Most of today's C compilers conform to the ANSI X3J11 standard, which allows up to 32 characters for identifiers. Descriptive variables can be formulated using this 32-character feature and the use of acronyms, abbreviations, and mnemonics (see section on acronyms, abbreviations, and mnemonics). Variable names should reflect what the variable is used for. I like to use a hierarchical method when creating a variable. For instance, the array KeyBufIn[] indicates that it is part of the keyboard module (Key), it is a buffer (Buf)—and specifically the input buffer (In). Uppercase characters are used to separate words in a variable, but this rule only applies to global variables. This is called camel back.

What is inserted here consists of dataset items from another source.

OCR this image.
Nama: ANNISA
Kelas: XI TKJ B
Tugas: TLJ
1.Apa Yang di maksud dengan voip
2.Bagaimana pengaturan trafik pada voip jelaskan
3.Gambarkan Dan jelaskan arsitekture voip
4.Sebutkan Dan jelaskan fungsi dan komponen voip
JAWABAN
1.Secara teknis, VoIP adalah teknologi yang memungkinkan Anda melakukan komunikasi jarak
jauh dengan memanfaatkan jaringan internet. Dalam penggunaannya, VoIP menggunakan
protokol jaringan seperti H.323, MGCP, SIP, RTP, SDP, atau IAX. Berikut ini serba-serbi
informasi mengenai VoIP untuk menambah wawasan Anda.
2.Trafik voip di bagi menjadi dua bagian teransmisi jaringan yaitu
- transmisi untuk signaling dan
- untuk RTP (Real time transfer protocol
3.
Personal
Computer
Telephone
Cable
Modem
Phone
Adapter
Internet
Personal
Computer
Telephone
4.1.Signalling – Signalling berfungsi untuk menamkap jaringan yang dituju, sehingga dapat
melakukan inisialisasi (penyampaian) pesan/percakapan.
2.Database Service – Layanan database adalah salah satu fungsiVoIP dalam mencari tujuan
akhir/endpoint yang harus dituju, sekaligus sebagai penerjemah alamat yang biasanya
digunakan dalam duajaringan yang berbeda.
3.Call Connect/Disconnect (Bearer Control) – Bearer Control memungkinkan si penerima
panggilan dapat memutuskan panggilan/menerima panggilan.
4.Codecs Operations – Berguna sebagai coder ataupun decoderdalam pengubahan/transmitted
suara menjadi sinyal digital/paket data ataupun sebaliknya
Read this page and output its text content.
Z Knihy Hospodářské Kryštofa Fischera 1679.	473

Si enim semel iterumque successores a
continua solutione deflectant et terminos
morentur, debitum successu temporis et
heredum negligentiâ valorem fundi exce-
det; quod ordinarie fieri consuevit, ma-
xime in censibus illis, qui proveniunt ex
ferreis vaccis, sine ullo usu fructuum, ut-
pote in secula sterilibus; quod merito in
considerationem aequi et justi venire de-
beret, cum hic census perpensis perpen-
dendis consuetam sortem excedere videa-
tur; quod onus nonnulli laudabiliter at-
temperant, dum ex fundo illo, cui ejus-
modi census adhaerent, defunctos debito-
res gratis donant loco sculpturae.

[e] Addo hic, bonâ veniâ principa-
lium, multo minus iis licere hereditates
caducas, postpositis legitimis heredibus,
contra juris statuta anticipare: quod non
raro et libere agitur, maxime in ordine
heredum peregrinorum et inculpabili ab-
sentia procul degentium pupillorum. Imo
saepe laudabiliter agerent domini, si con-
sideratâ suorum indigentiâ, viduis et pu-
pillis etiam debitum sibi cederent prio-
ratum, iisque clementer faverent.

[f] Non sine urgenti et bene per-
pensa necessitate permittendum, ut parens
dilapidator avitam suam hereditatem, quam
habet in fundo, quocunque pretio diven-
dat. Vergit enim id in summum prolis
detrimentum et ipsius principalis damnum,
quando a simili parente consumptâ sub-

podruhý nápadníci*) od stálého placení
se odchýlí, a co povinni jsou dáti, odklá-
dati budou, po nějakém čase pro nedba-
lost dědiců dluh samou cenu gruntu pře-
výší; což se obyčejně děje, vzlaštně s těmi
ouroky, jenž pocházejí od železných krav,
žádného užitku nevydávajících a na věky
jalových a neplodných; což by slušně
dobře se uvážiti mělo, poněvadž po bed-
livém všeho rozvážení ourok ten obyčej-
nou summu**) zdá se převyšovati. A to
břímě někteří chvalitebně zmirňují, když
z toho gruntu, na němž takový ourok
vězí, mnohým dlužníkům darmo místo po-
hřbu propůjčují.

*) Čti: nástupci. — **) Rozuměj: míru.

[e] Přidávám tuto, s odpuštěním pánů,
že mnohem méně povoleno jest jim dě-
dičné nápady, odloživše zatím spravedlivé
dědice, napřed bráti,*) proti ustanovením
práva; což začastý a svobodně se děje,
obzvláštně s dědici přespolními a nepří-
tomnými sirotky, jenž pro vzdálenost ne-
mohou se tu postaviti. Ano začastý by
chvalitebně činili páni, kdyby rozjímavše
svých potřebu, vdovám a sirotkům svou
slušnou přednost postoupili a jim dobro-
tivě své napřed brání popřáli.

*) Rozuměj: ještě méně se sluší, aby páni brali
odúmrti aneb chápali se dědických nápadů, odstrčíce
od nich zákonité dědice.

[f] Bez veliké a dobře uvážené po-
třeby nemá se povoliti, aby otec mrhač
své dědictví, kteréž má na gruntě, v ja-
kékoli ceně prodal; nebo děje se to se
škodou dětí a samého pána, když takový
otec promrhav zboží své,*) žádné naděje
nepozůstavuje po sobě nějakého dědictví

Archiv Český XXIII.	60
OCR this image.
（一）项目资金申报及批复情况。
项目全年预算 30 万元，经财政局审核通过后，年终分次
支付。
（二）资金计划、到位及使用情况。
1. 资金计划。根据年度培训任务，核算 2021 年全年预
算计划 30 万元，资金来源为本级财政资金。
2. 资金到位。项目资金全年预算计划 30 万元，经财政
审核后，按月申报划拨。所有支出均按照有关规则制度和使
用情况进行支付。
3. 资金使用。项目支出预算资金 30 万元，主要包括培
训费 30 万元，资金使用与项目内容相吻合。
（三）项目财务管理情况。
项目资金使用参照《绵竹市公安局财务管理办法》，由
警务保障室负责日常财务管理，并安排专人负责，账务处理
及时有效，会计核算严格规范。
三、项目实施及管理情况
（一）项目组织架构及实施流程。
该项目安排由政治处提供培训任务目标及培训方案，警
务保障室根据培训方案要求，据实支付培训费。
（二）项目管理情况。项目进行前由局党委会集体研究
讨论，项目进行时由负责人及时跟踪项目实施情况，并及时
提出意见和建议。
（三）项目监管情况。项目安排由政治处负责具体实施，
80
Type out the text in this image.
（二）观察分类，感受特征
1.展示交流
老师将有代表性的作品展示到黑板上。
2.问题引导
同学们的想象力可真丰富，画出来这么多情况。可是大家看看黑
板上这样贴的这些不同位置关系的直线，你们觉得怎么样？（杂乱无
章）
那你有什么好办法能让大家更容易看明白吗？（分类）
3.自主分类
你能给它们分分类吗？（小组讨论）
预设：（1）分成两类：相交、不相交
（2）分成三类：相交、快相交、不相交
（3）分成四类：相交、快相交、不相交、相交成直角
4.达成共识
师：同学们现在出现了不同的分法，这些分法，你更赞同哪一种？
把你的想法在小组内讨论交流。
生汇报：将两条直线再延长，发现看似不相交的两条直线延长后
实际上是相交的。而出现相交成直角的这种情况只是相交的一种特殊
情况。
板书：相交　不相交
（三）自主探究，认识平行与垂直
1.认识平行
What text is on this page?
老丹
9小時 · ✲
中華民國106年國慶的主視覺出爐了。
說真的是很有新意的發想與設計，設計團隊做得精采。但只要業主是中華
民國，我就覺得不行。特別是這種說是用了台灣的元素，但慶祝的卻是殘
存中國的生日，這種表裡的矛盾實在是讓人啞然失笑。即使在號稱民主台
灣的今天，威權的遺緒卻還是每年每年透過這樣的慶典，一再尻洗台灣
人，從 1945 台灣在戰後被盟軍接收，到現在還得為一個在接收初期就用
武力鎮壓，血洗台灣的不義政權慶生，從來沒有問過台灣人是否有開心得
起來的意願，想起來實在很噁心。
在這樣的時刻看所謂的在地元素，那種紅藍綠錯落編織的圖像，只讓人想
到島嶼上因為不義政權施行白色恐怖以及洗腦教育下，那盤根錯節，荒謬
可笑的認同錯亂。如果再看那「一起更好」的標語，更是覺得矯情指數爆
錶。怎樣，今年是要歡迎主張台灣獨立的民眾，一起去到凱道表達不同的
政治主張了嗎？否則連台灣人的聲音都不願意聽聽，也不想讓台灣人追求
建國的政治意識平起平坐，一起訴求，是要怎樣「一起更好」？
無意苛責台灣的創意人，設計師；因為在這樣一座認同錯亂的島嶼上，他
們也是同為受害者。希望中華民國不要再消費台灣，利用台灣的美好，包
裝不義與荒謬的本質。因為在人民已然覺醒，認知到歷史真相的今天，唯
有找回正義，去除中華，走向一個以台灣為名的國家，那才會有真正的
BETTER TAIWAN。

In C, you can have two types of global variables: global to a file (also called local globals) and global to the rest of the world (such as the product). I personally don't think that globals are bad and thus should be avoided. Having globals doesn't mean that you should not encapsulate their access through interface functions. Having variables globally accessible may be beneficial when debugging and at run time to visualize what your product is doing.

All global variables (variables seen by other modules) are placed in the .H file of the module and not in the .C file. In C, however, the .H file generally contains an extern statement so, the question is: "How do you extern a variable and allocate storage for it at the same time?" The answer is that you use conditional compilation through the C preprocessor as shown in the following statements that are placed at the beginning of the .H file:

#ifdef xxx_GLOBALS
#define xxx_EXT
#else
#define xxx_EXT extern
#endif

Where, xxx is the name of the module. Each variable that needs to be declared global will be prefixed with xxx_EXT in the .H file. The module's .C file will contain the following declarations:

#define xxx_GLOBALS
#includes "INCLUDES.H"

When the compiler processes the .C file, it forces xxx_EXT (found in the corresponding .H file) to "nothing" (because xxx_GLOBALS is defined) and thus each global variable will be allocated storage space. When the compiler processes the other .C files, xxx_GLOBALS will not be defined for that module and thus xxx_EXT will be set to extern allowing you to reference the global variables. To illustrate this concept, let's suppose you need to create the following global variables:

CPU_INT08U CtrlState;
CPU_FP32 CtrlLevel;
CPU_INT16U CtrlCtr;

CTRL.H would look like this:

#ifdef CTRL_GLOBALS
#define CTRL_EXT
#else
#define CTRL_EXT extern
#endif

CTRL_EXT CPU_INT08U CtrlState;
CTRL_EXT CPU_FP32 CtrlLevel;
CTRL_EXT CPU_INT16U CtrlCtr;

CTRL.C would look like this:

#define CTRL_GLOBALS
#includes "INCLUDES.H"

The nice thing about this technique is that you don't have to declare global variables in the .C file and duplicate the statements with the addition of the extern attribute in the .H file. You not only save a lot of time but you also reduce the chances of introducing an error in the process. Once you use this technique, you'll never want to declare globals any other way.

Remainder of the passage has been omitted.